I see the word "Coating" in different questions (related to lenses and filters). What are Coating, Multi-Coating, and Nano-Coating?

  • \$\begingroup\$ Nanocoating in specific is covered here. \$\endgroup\$
    – mattdm
    Commented May 14, 2012 at 23:11
  • \$\begingroup\$ Also, tangentially (but importantly) related: What causes lens flare? \$\endgroup\$
    – mattdm
    Commented May 14, 2012 at 23:13
  • \$\begingroup\$ The 1/4-wavelength trap described in jrista's answer in mattdm's first link is a fairly complete (almost exhaustive, really) explanation of coating/multicoating (short of a complete explanation of superposition, which is really out of scope here). \$\endgroup\$
    – user2719
    Commented May 15, 2012 at 1:36

2 Answers 2


Coatings are just special chemical compounds that are applied to the surface of glass filters and lens elements in order to change their optical properties usually in order to reduce reflections and other unwanted effects, as well as repealing water and grease, and providing resistance to scratches.

  • 1
    \$\begingroup\$ what about multi-coating? what does multi mean here? \$\endgroup\$
    – K''
    Commented May 14, 2012 at 23:38
  • 1
    \$\begingroup\$ Multi is just more coatings, one over the other, with different material (different refractive index). Multiple layers allow for better cancellation of reflections more uniformly over the spectrum. \$\endgroup\$
    – Skaperen
    Commented May 15, 2012 at 5:22

This article from Roger Cicala gives a good overview:


Each interface between lens elements reflects light. It's not much, but because modern lenses are made up of many elements, the light that reaches the camera can be reduced dramatically.

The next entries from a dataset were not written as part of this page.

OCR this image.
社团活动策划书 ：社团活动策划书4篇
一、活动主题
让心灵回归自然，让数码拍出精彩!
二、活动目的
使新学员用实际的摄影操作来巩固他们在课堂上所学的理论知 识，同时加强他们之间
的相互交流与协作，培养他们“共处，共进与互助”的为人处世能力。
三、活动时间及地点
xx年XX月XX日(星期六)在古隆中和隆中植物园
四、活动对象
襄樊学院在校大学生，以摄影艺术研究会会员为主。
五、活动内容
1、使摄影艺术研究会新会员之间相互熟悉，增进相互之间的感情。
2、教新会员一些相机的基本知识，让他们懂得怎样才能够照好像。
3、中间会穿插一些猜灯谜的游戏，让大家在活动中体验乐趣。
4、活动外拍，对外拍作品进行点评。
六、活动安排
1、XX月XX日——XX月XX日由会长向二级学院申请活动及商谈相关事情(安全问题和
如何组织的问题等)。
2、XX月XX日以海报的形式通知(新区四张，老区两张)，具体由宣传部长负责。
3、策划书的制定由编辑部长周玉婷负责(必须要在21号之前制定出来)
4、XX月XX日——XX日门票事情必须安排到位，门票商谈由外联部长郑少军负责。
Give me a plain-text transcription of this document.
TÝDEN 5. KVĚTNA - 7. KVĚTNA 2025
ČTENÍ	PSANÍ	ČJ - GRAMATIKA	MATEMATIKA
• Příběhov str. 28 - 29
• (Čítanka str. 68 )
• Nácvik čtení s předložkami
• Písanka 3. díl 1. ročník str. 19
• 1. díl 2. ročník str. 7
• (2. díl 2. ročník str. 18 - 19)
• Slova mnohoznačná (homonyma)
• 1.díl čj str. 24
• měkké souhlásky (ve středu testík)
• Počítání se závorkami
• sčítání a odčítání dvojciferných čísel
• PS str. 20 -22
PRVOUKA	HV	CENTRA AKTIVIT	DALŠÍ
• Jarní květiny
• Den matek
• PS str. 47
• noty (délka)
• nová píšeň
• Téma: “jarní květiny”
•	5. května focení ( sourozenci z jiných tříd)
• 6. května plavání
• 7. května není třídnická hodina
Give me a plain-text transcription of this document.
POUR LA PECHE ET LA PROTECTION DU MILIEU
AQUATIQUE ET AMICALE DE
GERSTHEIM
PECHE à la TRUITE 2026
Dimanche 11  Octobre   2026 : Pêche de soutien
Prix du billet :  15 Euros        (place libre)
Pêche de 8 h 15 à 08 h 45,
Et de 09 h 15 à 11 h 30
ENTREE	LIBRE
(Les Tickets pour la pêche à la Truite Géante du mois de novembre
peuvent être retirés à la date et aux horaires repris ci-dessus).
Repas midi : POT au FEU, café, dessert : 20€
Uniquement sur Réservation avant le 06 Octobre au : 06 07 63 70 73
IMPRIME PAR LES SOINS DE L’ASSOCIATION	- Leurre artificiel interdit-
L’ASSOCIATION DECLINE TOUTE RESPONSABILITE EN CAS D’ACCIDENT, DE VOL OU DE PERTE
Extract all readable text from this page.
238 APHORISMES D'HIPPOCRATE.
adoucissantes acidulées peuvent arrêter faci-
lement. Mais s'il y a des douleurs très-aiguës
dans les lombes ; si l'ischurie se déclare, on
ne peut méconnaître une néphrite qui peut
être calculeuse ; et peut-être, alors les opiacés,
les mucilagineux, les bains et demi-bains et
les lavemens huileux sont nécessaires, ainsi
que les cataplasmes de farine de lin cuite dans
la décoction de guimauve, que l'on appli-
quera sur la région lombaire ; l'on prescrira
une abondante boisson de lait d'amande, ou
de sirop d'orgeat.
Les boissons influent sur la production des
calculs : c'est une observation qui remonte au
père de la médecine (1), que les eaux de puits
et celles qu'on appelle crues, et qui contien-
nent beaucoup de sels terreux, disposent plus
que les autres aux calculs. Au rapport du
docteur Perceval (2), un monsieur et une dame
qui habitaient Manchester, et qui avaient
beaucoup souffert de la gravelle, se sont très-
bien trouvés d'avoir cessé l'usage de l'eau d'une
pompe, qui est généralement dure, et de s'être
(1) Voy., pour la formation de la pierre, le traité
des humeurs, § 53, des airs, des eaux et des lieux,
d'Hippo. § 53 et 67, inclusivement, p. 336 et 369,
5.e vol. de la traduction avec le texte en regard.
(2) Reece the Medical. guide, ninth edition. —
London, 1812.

A coating on a lens element reduces the amount of reflected light. That means more light reaches the camera.


Light is made up of different wavelengths. Think rainbow. A coating can only work for a specific wavelength. To block a range of wavelengths multiple coatings are applied.


A coating that has physical features small enough that light is not reflected at all. (very basically speaking) This is because light of a certain wavelength can only "see" objects of certain sizes.